Toutefois, l'attribution pseudonymique de l'Épître de Jacques à l'un ou l'autre de ces personnages n'a plus cours aujourd'hui parmi les spécialistes : le rédacteur de l'épître semble plutôt être un « chrétien cultivé d'origine païenne de la deuxième ou de la troisième génération chrétienne », le texte datant de la fin du Ier siècle ou du premier tiers du IIe siècle[3]. Il est écrit en un grec de bonne qualité, par un auteur s'exprimant avec autorité[4].

Eusèbe de Césarée contestait déjà cette attribution :

« On dit qu'il [Jacques, frère du Seigneur] est l'auteur de la première des épîtres appelées catholiques. Mais il faut savoir qu'elle n'est pas authentique : en tout cas peu des anciens en ont fait mention... Cependant nous savons que ces lettres sont lues publiquement avec les autres, dans un très grand nombre d'églises. » (Histoire ecclésiastique, II, 23, 24).
« Parmi les livres contestés, mais reçus pourtant par le plus grand nombre, il y a l'épître attribuée à Jacques... » (Ibid., III, 25, 3).

Résumé modifier

L'épître contient quelques énoncés clairs concernant l'application pratique de la religion, notamment le conseil important du chapitre 1 que si quelqu'un manque de sagesse, il demande l'aide de Dieu (Ja 1:5–6). Le chapitre 2 parle de la foi et des œuvres. Les chapitres 3 et 4 parlent de la nécessité de surveiller sa langue et exhortent les saints à ne pas médire les uns des autres. Le chapitre 5 dénonce les riches ; il encourage les saints à faire preuve de patience et à appeler les anciens pour recevoir une bénédiction quand ils sont malades ; il enseigne aussi les bénédictions reçues par ceux qui contribuent aux conversions d'autres personnes.[réf. nécessaire]

Contenu modifier

Les tentations de la vie ne peuvent pas venir de Dieu (Jc 1:13) : chaque tentation vient de notre propre convoitise. Le culte qu'on lui rend doit comporter des actes de démonstration de sa foi. Une attitude préférentielle pour les choses courantes du monde (matérialisme, égoïsme, etc.) entrave les relations avec Dieu.

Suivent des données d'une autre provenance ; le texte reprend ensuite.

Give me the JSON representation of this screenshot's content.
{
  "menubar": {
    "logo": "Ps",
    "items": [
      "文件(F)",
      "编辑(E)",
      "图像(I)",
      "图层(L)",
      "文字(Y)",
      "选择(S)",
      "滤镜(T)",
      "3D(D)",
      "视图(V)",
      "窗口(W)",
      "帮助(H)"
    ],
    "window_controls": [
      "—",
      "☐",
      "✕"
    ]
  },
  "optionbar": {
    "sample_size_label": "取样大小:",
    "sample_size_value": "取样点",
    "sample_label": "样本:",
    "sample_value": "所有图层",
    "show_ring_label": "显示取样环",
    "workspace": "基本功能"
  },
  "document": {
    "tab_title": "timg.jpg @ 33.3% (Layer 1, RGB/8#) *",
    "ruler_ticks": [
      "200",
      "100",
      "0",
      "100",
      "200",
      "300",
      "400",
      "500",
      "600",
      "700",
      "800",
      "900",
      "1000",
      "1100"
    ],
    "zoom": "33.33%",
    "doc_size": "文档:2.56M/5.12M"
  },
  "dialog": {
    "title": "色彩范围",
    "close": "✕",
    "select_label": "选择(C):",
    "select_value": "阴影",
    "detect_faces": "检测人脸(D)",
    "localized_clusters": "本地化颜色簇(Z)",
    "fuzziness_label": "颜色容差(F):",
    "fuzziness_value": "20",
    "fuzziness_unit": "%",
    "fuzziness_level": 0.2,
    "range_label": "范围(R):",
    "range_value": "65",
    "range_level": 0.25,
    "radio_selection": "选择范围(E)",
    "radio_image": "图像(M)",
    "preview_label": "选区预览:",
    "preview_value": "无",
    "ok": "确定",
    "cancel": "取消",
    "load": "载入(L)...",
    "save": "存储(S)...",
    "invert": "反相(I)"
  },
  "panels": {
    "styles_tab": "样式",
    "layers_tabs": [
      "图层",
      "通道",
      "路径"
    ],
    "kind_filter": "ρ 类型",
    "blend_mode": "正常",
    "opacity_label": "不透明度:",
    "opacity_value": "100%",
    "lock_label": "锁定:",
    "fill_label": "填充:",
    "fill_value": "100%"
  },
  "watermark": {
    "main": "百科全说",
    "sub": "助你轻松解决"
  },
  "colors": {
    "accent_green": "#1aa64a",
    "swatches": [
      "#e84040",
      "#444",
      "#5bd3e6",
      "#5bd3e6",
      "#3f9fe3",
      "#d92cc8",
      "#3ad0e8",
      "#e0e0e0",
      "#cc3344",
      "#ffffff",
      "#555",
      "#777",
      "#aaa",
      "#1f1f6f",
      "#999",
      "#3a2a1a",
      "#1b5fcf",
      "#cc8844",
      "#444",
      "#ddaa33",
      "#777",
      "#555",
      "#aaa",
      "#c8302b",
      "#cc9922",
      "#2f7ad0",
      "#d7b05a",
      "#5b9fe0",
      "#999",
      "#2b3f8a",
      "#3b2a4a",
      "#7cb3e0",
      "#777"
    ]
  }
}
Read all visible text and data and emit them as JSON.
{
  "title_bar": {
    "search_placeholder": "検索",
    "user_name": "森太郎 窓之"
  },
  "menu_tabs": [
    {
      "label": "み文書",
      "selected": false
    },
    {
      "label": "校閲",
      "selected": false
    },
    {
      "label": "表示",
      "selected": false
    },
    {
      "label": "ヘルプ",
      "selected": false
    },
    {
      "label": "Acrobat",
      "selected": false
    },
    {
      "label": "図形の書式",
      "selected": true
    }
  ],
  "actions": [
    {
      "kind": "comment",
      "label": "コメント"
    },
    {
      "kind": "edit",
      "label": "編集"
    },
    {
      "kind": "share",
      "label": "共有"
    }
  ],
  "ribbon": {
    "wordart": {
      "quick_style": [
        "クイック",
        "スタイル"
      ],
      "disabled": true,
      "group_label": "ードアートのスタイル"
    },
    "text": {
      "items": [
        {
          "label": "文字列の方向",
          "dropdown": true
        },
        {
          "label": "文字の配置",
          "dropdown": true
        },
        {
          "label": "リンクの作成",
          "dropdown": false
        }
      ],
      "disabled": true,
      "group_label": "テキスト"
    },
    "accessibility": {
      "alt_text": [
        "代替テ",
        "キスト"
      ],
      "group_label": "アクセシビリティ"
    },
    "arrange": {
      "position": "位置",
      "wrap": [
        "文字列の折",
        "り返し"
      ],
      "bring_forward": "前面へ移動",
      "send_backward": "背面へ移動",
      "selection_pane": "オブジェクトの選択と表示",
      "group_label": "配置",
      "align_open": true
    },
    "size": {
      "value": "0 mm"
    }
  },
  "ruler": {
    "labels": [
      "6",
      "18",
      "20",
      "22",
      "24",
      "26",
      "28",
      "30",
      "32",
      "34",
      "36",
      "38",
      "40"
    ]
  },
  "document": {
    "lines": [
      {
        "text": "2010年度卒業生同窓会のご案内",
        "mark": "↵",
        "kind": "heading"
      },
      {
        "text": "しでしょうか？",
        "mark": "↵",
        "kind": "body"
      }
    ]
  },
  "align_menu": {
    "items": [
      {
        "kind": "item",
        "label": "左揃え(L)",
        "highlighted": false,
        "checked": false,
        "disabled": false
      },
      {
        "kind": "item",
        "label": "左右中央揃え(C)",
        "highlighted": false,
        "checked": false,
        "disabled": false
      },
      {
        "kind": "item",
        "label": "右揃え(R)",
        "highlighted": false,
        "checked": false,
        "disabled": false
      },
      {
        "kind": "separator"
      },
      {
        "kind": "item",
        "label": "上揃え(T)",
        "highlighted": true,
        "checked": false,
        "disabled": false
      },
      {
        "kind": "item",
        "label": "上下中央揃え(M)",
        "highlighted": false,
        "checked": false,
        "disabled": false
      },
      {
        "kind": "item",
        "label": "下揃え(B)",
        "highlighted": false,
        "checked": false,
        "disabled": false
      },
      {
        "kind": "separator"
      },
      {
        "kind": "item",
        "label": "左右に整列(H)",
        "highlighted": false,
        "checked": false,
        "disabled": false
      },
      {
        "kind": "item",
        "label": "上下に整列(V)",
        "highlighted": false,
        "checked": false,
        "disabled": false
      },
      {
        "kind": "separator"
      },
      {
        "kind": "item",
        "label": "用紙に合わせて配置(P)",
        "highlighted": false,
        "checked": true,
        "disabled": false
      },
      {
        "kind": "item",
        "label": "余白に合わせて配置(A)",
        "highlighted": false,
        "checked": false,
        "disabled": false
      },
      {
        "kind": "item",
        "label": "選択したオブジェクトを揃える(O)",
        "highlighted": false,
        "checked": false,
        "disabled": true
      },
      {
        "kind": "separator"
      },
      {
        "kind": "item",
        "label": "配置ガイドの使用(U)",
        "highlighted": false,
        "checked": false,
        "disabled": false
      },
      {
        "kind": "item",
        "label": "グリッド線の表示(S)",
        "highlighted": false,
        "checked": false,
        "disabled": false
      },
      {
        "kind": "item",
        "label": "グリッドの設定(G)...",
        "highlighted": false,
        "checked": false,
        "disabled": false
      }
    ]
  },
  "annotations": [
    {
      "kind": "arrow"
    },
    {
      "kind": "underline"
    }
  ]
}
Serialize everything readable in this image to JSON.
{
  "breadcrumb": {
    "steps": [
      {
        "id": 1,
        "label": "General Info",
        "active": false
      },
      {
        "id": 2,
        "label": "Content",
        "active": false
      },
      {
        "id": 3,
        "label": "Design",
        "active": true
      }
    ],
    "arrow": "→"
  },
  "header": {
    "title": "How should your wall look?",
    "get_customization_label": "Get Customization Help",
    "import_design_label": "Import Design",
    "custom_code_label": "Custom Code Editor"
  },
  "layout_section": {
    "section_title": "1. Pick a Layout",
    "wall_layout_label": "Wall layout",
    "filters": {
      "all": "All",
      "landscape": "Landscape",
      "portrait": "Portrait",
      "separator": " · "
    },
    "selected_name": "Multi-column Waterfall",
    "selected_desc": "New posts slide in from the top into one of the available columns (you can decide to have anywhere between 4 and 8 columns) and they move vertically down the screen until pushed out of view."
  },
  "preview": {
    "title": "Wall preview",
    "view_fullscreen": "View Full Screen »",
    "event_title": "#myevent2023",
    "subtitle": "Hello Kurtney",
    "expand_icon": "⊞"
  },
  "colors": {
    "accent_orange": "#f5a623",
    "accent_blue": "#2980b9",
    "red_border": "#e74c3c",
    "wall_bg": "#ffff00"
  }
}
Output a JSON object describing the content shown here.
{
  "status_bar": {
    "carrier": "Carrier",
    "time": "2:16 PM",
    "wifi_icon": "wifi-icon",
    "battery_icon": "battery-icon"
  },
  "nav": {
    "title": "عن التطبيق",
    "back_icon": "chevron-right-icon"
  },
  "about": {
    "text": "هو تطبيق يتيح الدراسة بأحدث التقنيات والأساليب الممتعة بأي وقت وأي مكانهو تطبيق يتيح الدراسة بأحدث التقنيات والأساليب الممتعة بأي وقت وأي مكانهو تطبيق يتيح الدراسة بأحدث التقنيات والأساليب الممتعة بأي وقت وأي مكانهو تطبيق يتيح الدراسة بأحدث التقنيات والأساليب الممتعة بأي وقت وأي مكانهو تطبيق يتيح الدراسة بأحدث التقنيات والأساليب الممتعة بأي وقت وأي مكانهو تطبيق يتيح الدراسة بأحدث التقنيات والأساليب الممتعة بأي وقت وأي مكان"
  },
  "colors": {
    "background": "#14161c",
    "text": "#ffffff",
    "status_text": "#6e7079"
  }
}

Dans les premier et troisième chapitres, Jacques met en garde contre les dangers de la parole. Il exhorte les chrétiens à écouter les autres plutôt qu'à vouloir leur parler. Il leur conseille également de ne pas avoir comme but de devenir prêcheurs ou enseignants, car quiconque prêche a la responsabilité de l'enseignement qu'il donne à ses élèves. Il met l'accent sur les dangers du péché par omission, le bien que chacun pourrait faire et qu'il ne fait pas. Son enseignement se base sur la pratique, prône la foi authentique, la prière de la foi. Il explique comment gagner les âmes.

Outre la vive critique des pratiques pauliniennes, éloignées des synagogues, les mentions proprement chrétiennes demeurent discrètes (seulement deux mentions de Jésus-Christ, en dehors de celles au Seigneur qui peuvent se référer à YHWH) ; le texte, à la christologie limitée et aisément compréhensible par un juif, peut être vu comme un midrash chrétien, une « encyclique » présentant le message du Christ comme la forme la plus parfaite du judaïsme. Peut-être le bref écrit est-il l'un des flambeaux sauvegardé d'une « contre-offensive chrétienne » (ou plutôt judéo-chrétienne) à l'égard d'un judaïsme fortement ébranlé par la destruction du Temple et non encore regroupé sous l'orthodoxie pharisienne [4]?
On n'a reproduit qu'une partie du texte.